New York's two college savings programs reduced fees for investors under new contracts that started this week.
The Vanguard Group Inc. cut expenses by a third for savers in the $11 billion direct plan. Meanwhile, J.P. Morgan Asset Management took over the $2 billion adviser-plan from Columbia Management Group LLC and announced it is lowering fees and adding new investment choices.
Fees for participation in the direct plan, the nation's largest, will fall to 0.17% from 0.25%, according to Thomas P. DiNapoli, New York's comptroller. Vanguard's investment management contract also was extended until 2019.
J.P. Morgan's assumption of the adviser-sold plan is its first foray into college savings programs. Last weekend, the firm transitioned about 135,000 accounts into the portfolios that most closely match the current holdings and share classes.
The adviser-sold plan now offers investors six age-based portfolios, in which the portfolio mix automatically switches to more conservative investments the closer the student is to college age. It also boasts seven asset allocation portfolios and 16 individual portfolios.
Though lower overall, fees will vary on which investments are chosen and on the share class, said Michael Conrath, director of J.P. Morgan's 529 program.
Class A shares carry a built-in distribution fee, he noted.
For asset allocation and age-based options, fees range from 0.66% to 0.97% for the adviser class and 0.91% to 1.22% for Class A shares. For individual portfolios, fees are 0.5% to 1.29% for the adviser class and 0.75% to 1.54% for Class A shares.
“Looking at plans with comparable investments, there are none with fees as low as this,” said Andrea Feirstein, managing director of AKF Consulting Group. “There is simply no other plan a New York resident could even think of going into” given the low fees and the tax deduction for state and New York City taxes, she said.
With fees this low, it will be more attractive for residents of other states, too, she said.
“New York's plans are improving, which is good for investors,” said Paul Curley, director of college savings research for Financial Research Corp. “The entrance of J.P. Morgan will help broaden distribution of the adviser-sold plan nationally, not just in New York.”

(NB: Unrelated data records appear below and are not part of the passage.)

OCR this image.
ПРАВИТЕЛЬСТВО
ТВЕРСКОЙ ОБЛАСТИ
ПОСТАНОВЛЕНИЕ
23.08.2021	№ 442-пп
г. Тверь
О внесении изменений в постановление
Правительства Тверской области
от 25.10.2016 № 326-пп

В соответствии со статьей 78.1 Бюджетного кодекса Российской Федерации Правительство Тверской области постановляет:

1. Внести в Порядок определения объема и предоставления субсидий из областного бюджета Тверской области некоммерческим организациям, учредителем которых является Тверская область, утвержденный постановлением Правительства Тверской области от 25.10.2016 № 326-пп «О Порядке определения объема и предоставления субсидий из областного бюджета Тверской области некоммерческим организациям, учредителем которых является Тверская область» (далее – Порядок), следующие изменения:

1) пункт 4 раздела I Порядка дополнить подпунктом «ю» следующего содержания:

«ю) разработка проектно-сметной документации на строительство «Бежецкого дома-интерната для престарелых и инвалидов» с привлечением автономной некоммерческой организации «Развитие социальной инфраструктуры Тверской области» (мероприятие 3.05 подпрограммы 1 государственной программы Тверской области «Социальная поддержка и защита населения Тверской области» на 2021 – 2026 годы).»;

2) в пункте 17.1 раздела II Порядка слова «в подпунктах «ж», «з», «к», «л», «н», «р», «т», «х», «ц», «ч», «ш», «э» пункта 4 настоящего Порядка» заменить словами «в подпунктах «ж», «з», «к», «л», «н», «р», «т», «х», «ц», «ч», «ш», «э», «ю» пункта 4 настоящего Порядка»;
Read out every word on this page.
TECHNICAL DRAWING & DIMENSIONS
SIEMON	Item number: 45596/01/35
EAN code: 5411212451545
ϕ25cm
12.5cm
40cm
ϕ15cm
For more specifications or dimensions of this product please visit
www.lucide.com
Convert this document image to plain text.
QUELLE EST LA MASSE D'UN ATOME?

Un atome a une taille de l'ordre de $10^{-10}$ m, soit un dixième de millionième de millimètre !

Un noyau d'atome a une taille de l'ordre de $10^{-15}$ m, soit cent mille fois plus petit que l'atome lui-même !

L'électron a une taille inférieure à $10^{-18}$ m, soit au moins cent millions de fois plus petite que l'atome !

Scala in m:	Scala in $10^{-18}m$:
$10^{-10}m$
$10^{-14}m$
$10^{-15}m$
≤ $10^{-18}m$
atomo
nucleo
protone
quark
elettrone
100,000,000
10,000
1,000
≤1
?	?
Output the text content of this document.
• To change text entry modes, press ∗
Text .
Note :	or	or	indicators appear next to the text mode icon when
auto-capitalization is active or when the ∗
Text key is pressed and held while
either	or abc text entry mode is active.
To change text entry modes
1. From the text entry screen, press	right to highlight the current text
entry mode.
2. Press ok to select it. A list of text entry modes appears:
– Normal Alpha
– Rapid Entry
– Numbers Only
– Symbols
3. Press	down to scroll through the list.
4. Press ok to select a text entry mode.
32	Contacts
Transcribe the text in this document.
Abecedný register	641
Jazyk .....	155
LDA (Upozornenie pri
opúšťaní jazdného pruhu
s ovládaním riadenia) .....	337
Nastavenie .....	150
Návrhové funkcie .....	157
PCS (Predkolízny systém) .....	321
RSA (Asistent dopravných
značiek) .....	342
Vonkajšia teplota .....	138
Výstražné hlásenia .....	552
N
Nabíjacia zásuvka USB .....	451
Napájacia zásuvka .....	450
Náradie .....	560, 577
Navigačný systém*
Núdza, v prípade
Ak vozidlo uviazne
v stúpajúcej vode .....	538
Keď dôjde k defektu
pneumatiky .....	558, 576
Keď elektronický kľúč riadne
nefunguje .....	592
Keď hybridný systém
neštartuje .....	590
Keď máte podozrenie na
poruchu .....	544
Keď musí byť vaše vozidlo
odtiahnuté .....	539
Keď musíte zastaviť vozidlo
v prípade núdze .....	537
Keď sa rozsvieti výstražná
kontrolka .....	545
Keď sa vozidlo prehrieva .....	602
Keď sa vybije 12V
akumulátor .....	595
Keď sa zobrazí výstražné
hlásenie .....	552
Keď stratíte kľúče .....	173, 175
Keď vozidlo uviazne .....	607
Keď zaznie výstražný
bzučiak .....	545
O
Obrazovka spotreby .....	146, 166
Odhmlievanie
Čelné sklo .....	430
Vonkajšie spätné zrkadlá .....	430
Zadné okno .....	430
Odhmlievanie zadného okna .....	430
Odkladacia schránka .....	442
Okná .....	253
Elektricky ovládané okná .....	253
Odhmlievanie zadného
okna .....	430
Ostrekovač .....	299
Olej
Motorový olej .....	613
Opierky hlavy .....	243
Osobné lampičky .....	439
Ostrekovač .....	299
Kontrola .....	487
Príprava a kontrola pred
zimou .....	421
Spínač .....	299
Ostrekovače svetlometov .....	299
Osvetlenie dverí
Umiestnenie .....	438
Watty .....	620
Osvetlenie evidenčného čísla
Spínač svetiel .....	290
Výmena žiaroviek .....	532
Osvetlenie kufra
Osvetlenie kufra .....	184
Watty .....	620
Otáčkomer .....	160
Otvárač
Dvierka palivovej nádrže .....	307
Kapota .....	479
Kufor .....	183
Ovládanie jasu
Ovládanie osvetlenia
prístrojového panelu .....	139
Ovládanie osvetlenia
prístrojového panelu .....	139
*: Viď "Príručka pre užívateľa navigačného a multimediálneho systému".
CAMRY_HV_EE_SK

J.P. Morgan said it has relationships with more than 128,000 U.S. financial advisers who can sell the New York plan.
The asset allocation and glide path design of the New York adviser-sold plan will be handled by J.P. Morgan's Global Multi-Asset Group, which manages $74.6 billion in assets, including the firm's SmartRetirement Target Date Fund Series, according to the firm.
The plan also will offer exchange-traded-fund portfolios managed by State Street Global Advisors Funds Management, Mr. Conrath said.
“We believe higher education should be possible for all families and we are always looking for new ways to help them save for that goal,” Mr. DiNapoli said. The changes “will allow us to better help parents save for their children's futures.”
Upromise Investments administers both New York 529 plans.
As with all 529 plans, funds invested grow tax-free as long they are spent on higher education.
New York also offers a state tax deduction of up to $10,000 for a married couple on contributions to the plans.